Surplus of €55m from health insurance scheme absorbed by exchequer
James Reilly had sought talks with Finance officials on how money could be spent
Then minister for health James Reilly had directed his officials to seek a meeting with the Department of Finance as part of a process aimed at determining how the surplus would be spent. Photograph: Bryan O’Brien
A €55 million financial surplus generated by a health insurance scheme that was in place up to the end of 2012 to underpin the market has been absorbed by the exchequer.
The windfall arose following the closure of the interim age-related tax credit scheme in the health insurance market. It was in operation from 2009 until the introduction of a permanent risk-equalisation scheme in the health insurance market in 2013.

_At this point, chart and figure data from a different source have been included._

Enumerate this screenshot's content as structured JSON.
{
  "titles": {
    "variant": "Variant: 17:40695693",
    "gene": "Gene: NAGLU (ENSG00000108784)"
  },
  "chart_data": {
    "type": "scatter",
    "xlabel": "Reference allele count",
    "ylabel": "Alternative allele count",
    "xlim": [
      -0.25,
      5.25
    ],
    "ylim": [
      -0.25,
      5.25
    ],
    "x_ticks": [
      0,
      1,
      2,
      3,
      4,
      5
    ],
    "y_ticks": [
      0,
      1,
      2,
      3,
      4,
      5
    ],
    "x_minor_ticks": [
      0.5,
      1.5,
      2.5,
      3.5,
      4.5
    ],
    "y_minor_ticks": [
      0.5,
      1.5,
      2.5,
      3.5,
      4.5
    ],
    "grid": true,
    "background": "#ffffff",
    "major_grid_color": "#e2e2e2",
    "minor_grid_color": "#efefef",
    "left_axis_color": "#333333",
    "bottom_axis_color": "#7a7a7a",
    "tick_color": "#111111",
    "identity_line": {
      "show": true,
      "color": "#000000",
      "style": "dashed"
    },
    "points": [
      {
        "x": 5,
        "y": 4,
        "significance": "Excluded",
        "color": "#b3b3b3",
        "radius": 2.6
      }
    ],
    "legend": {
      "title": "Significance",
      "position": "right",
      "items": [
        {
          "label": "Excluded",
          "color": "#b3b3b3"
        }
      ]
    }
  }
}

The Irish Times reported last year that the surplus in place at the closure of the interim age-related tax credit scheme was of the order of €55 million and that the then Minister for Health James Reilly had directed his officials to seek a meeting with the department of finance as part of a process aimed at determining how the surplus would be spent.
At the time there were a number of options mooted as to how the money could be distributed.
These included giving the money back to the insurers who were in the market over the three-year period to 2012. One argument is these proceeds could be used to boost the VHI’s reserves to facilitate authorisation by the Central Bank, as long demanded by the European Commission.
There was also speculation that the Government could use the surplus to offset financial deficits in the HSE.
Highly placed sources said at the weekend that the surplus had now been absorbed by the exchequer.